(роман)
В Старом Танжере — лабиринте узких улочек, окаймленных крепостной стеной, — возле бывших городских ворот расположена базарная площадь. Ее так и называют — Большой базар.
Всего каких-то тридцать лет назад к крепостной стене подступали поля, крестьянские делянки, а чуть дальше начинались песчаные холмы. Теперь не то: куда ни глянь — всюду раскинулся новый, незнакомый город. И только Большой базар остался прежним, пестрит сотнями красок и звучит на тысячи ладов. Палит ли солнце, дует ли пронизывающий ветер, здесь всегда кишит народ: торговцы, покупатели, просто зеваки.
Изобильным Большой базар не назовешь, товар на лотках разложен скудный и дешевый. Тем, что подороже, — мясом, например, рыбой и овощами — торгуют неподалеку, в специально отведенном месте, но несведущий человек не сразу обнаружит его в хитросплетении улочек.

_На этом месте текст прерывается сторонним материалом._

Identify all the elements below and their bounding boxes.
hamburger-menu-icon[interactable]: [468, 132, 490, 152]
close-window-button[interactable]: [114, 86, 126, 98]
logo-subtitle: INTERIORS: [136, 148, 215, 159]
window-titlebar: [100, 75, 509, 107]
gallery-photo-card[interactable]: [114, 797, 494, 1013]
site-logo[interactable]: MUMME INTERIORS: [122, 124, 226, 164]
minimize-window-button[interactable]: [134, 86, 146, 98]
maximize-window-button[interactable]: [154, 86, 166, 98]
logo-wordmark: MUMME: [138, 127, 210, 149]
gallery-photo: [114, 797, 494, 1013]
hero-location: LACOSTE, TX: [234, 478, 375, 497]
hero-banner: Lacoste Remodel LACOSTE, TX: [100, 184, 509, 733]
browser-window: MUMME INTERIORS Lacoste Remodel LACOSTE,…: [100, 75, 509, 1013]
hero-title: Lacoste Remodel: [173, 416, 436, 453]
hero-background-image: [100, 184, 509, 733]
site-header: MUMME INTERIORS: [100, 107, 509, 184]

А нарядные ткани и украшения ручной работы можно найти на улице Ювелиров в старом городе; там же пристроились и менялы, человек по десять в каждом ряду — у кого лавочки, у кого переносные лотки, а кто и прямо на мостовой.
Зато на Большом базаре полным-полно заклинателей змей, уличных чтецов и писцов, продавцов сурьмы, толченого горького перца, липких сладостей, благоухающих цветов, плетеных корзин. Много здесь и простых крестьянок. На головах у них — широкополые соломенные шляпы, на ногах — бабуши из сыромятной кожи. Эти женщины пришли сюда из отдаленных дуаров[1], чтобы продать тощего цыпленка, или несколько яиц, или кучку древесного угля. Они не прячут своих лиц под покрывалом — тем, кто живет тяжким трудом и в нищете, подобная вольность простительна.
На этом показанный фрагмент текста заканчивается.